KHES dan Harmonisasi Prinsip Islam dalam Negara Hukum

Dalam sistem hukum nasional yang pluralistik, legislasi Kompilasi Hukum Ekonomi Syariah (KHES) perlu dilakukan melalui pendekatan harmonisasi hukum yang tidak sekadar bersifat formal, tetapi juga sebagai konkretisasi prinsip Islam dalam kerangka rechtsstaat. Landasan konstitusionalnya terdapat dalam Pasal 29 Ayat (1) UUD 1945 yang menegaskan dasar Ketuhanan, membuka ruang normatif bagi inkorporasi hukum Islam.

Legislasi KHES merupakan langkah strategis modernisasi hukum Islam yang menjawab lacuna legis dalam praktik ekonomi syariah serta mengintegrasikan fikih muamalah ke dalam hukum positif. Dengan memperkuat aspek regulasi, kelembagaan, dan SDI, KHES berpotensi menjadi grundnorm hukum ekonomi syariah yang sah secara yuridis, adil secara substantif, dan konstitusional secara filosofis.

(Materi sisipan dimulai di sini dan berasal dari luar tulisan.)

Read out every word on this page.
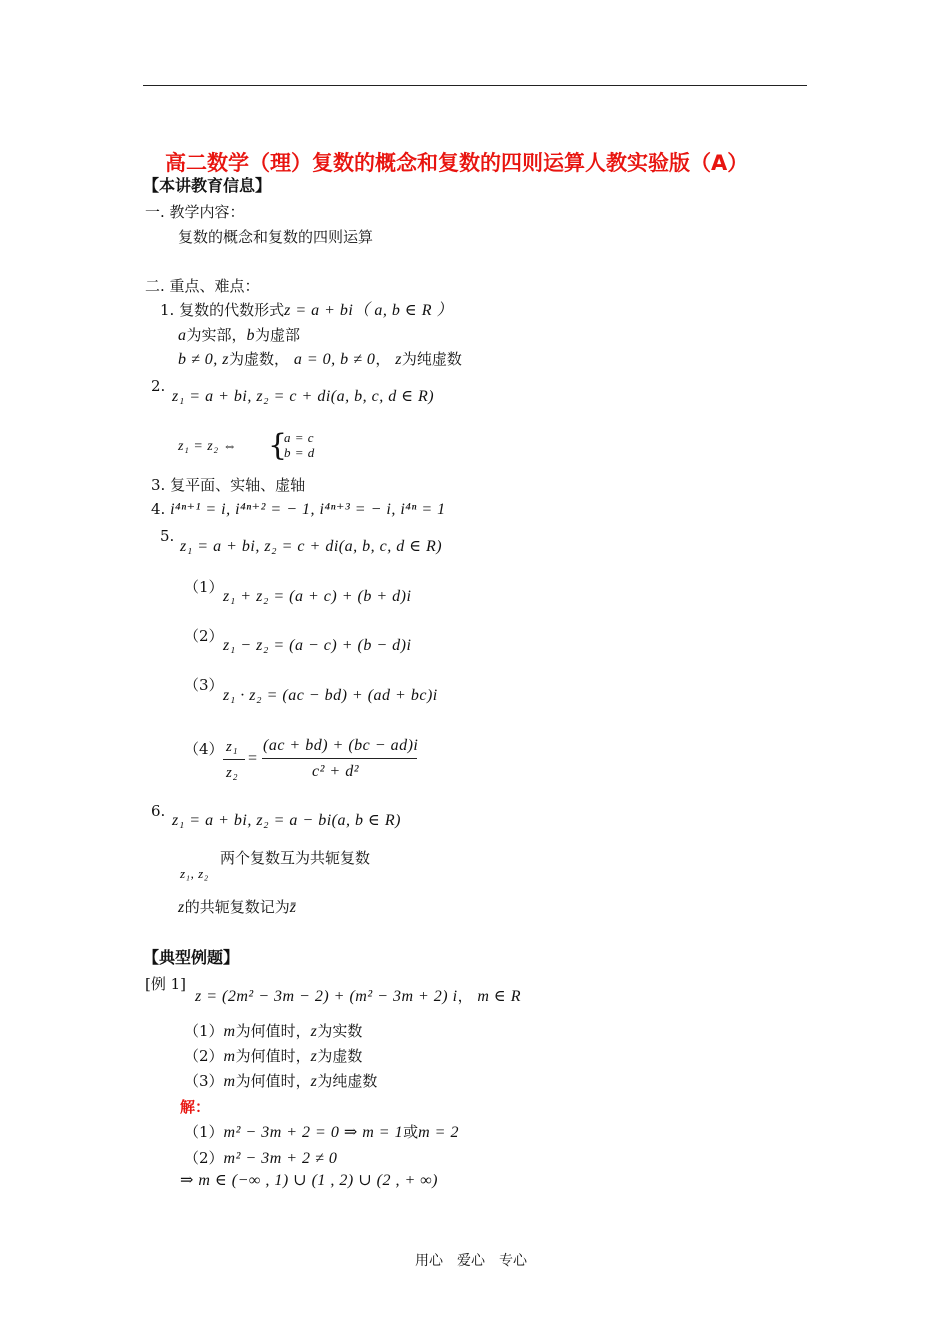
高二数学（理）复数的概念和复数的四则运算人教实验版（A）
【本讲教育信息】
一. 教学内容：
复数的概念和复数的四则运算
二. 重点、难点：
1. 复数的代数形式z = a + bi（ a, b ∈ R ）
a为实部，b为虚部
b ≠ 0, z为虚数， a = 0, b ≠ 0， z为纯虚数
2.
z₁ = a + bi, z₂ = c + di(a, b, c, d ∈ R)
z₁ = z₂ ⇔ {
a = c
b = d
3. 复平面、实轴、虚轴
4. i⁴ⁿ⁺¹ = i, i⁴ⁿ⁺² = − 1, i⁴ⁿ⁺³ = − i, i⁴ⁿ = 1
5.
z₁ = a + bi, z₂ = c + di(a, b, c, d ∈ R)
（1）
z₁ + z₂ = (a + c) + (b + d)i
（2）
z₁ − z₂ = (a − c) + (b − d)i
（3）
z₁ · z₂ = (ac − bd) + (ad + bc)i
（4） z₁
z₂
=
(ac + bd) + (bc − ad)i
c² + d²
6.
z₁ = a + bi, z₂ = a − bi(a, b ∈ R)
两个复数互为共轭复数
z₁, z₂
z的共轭复数记为z̄
【典型例题】
[例 1]
z = (2m² − 3m − 2) + (m² − 3m + 2) i， m ∈ R
（1）m为何值时，z为实数
（2）m为何值时，z为虚数
（3）m为何值时，z为纯虚数
解：
（1）m² − 3m + 2 = 0 ⇒ m = 1或m = 2
（2）m² − 3m + 2 ≠ 0
⇒ m ∈ (−∞ , 1) ∪ (1 , 2) ∪ (2 , + ∞)
用心　爱心　专心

Transformasi ini, membawa KHES dari ranah normatif ke posisi operasional dalam struktur hukum nasional. Ia mencerminkan ijtihad kolektif, respons atas dinamika kontemporer, dan keseimbangan antara nilai ilahiyah dan kebutuhan masyarakat modern. Sebagai living law, KHES mampu memenuhi tuntutan kepastian hukum, kemanfaatan praktis, dan relevansi zaman dalam pembangunan hukum ekonomi Indonesia.